ÖY: İngilizce ders kitaplarında Doğal Afetler konulu bir ünite vardır, hiç şaşmaz. O konuya gelince öğrencileri tartışmaya katmak için sorular sorardım, en az ilgi gören felaket hep pandemi olurdu, bir virüs salgını, onu handiyse es geçip atlardık. Benim için de hep doğal afetler ünitesinin örnek olaylarından biri olarak kaldı. Kalmıştı. Ta ki malûm, çok yakın bir zamana kadar. Depremler, krizler, savaşlar döngüsünde kendi durduğum yeri mutlak sanıp kısacık ömrümden bakınca her şey çok yoğun, yaşanacak her kötü, devasa olay bir anda, art arda, aynı anda durmaksızın devam ediyor sanki. Daha geniş bir okumayla bakınca aslında dünya tarihinin nerdeyse hep böyle yaşandığını, zamanın normal akışının bu olduğunu fark ediyorum. Ukrayna’da patlak veren savaşı duyunca ilk tepkimiz bu çağda halen mi olmuştu, şimdi Gazze’de yaşanan çok yoğun ve insanlık suçu sayılacak eylemleri izliyoruz. Durdurulamayacak bir şeymiş gibi yaşıyoruz bu olup biteni. Artık bu çağda mı, nasıl olur demediğim, diyemediğim bir yaşa, bakışa geldim galiba. İnsanlar, toplumlar var oldukça tüm bunların süreceği çok açık ve anlaşılır gelmeye başladı. Birisi başkasının kuyruğunu ısırdığı an, öbürü ona her zaman havlayacak, hırlayacak çünkü. Kuyruğunu ısırma durumunun bu kadar çok yoruma açık olması vahim olan tabii, müzakerelerle anlaşamayan, sorunlarını çözemeyen devletlerin, bizi temsil ettiği söylenen devlet başkanlarının hâli ve performansı ortada.  Antik Yunan tragedyalarini okuyunca halen bize ne kadar yakın gelebiliyor, İbsen’in Norveç’i bana ne çok kez bizi düşündürüyor. Bambaşka dillerde yazılan onca eser bambaşka kültürleri anlatıp bizi nasıl etkileyebiliyor, o aynılık ve bir olma hissini, gelmiş geçmiş tüm felaketlerin etkisini edebiyat çok iyi yansıtıyor bence, gücü burada.
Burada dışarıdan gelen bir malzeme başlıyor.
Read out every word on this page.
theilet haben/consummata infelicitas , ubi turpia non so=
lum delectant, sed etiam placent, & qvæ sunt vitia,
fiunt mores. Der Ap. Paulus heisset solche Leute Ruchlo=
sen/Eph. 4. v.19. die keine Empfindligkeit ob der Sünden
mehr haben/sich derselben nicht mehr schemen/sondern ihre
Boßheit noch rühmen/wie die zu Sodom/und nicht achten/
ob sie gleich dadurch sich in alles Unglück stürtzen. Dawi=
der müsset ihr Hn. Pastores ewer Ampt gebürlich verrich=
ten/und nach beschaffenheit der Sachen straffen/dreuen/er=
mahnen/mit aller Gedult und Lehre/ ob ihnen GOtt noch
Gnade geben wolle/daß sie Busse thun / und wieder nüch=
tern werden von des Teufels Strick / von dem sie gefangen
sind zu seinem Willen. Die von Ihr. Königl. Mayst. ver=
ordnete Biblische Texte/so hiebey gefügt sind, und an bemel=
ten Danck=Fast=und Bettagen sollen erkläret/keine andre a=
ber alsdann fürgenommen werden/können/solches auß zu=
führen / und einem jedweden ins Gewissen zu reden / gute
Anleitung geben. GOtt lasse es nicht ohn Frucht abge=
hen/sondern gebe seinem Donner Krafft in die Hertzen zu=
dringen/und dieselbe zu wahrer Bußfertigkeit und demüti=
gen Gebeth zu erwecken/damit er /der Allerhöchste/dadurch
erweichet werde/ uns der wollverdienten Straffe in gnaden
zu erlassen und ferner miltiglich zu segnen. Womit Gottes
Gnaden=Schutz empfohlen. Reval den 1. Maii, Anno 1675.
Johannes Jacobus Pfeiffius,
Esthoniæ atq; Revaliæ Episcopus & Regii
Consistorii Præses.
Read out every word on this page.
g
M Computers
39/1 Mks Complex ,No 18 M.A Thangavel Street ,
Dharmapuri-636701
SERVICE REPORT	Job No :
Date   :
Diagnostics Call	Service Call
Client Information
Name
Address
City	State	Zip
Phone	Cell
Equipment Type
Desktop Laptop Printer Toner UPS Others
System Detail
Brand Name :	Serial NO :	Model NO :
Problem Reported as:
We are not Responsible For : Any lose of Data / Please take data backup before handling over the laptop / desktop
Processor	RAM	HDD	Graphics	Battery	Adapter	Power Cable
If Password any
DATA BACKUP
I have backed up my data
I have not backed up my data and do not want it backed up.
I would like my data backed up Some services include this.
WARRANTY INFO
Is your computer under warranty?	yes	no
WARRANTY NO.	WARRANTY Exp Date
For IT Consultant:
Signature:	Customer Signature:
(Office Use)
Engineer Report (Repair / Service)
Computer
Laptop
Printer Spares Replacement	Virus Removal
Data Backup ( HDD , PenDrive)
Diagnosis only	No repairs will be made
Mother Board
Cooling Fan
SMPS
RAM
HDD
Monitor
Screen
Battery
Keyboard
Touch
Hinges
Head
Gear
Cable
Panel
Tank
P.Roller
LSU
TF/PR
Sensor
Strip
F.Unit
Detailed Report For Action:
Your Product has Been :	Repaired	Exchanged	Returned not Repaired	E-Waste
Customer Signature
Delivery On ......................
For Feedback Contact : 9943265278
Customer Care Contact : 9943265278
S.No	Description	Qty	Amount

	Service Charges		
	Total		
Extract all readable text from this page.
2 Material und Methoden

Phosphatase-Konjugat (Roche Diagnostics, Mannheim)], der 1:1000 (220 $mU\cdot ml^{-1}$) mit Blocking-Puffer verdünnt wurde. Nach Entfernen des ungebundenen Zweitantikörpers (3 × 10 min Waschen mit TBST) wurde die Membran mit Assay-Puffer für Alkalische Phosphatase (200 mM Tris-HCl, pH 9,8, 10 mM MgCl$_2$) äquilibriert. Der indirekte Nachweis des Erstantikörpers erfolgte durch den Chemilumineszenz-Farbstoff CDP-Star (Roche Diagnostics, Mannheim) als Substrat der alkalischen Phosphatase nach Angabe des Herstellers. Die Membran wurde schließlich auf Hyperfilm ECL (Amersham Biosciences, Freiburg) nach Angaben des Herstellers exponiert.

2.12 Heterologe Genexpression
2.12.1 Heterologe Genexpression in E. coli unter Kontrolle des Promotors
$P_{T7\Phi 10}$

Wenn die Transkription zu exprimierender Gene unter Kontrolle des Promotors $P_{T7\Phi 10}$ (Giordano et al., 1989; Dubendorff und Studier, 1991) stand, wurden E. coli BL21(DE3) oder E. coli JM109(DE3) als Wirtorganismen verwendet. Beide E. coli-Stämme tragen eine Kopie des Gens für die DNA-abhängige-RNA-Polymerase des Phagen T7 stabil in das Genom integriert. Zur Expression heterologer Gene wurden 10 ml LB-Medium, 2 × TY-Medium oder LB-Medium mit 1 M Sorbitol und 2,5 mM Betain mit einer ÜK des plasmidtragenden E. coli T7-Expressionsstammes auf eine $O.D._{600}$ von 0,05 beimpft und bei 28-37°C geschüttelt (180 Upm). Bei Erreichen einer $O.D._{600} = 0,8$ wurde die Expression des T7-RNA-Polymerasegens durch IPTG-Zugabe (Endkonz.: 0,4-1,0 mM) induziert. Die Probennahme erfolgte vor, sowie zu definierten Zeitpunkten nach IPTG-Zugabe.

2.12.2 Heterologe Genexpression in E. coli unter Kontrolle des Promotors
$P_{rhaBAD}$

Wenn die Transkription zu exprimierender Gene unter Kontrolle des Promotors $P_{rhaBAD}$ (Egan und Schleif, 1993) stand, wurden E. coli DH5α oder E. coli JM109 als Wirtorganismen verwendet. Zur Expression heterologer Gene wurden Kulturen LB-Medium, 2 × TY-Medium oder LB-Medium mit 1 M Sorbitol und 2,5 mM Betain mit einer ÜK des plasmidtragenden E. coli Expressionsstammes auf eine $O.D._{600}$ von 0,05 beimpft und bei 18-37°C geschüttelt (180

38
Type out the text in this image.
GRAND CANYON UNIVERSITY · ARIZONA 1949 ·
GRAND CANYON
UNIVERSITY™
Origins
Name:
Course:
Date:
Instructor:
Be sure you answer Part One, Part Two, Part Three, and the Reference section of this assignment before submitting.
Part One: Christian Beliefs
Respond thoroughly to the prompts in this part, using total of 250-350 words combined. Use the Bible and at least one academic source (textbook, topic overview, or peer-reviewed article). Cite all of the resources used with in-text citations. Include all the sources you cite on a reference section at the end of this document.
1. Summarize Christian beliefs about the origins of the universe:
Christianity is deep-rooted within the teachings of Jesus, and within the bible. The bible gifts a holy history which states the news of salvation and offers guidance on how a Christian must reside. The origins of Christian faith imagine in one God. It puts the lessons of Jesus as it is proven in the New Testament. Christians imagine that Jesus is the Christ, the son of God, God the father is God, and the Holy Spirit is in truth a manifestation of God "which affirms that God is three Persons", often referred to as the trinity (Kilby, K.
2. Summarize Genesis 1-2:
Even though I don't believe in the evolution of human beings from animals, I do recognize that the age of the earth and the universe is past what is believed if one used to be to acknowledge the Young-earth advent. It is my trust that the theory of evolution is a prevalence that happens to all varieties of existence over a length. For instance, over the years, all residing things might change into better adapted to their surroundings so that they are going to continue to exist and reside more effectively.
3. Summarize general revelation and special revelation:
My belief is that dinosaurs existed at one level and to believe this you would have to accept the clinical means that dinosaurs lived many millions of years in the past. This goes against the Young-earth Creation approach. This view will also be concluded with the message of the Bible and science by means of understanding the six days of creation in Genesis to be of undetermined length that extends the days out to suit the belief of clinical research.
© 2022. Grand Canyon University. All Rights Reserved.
Başka açıdan artık toplumsal durumların, felaketlerin uzantıları öyle derin yayılmış halde ki kimsenin etliye sürüye karışmayan, bulaşmayan bir şey yazabileceğini düşünmüyorum. Kendi kurtarılmış bölgeleriniz varsa şayet, şimdiye kadar orada bana bir şey olmaz diye yaşıyorsanız bile canınızı çok sıkan ve bir şekilde size, yakınlarınıza fena halde dokunan bir yaşam var artık. Beş, on yıl öncesinden bugüne bile ne çok şey geri dönüşsüz  değişti.

Yaşamı yenilenme, umut etme üzerinden anlatabilmekten konuşuyorsak eğer,  bu bana fazlasıyla değerli ve üst bir şey olarak geliyor. Ben halen felâketlerin, sıkışıp kalmaların hisleriyle boğuşurken geçen öyküler biriktiriyorum ve onları yazmak istiyorum.  Henüz daha üst diye gördüğüm o seviyede değilim, bundan uzağım, farkındayım.

Geleceğin öykülerini düşününce, yapay zekayla olan, olacak olan münasebetimizi epey merak ediyorum. Benim ona dair hislerim gelgitli. Burada bir okula kayıtlıyım  ve yapay zekayı ödevlerde nasıl kullanabileceğimize dair yeni bir yönetmelik geldi. Onu madde madde okurken gelecek bu işte, geldi bile, diye düşündüm, çoktan aramızda. Varoluşumuzu, yeteneklerimizi, mesleğimizi nasıl yeniden yapılandıracağız, kendi değerimizi yapay zeka karşısında nasıl yeniden yaratacağız bilmiyorum. Bunun içine doğan çocuklarımızın yaşamı kim bilir bizden ne kadar farklı olacak, bu hem çok ilginç hem de ürkütücü geliyor.  Tüm bunlar edebiyata nasıl yansıyacak, tüm bu değişiklikleri merakla, heyecanla (ve bazen de korkuyla) bekliyorum.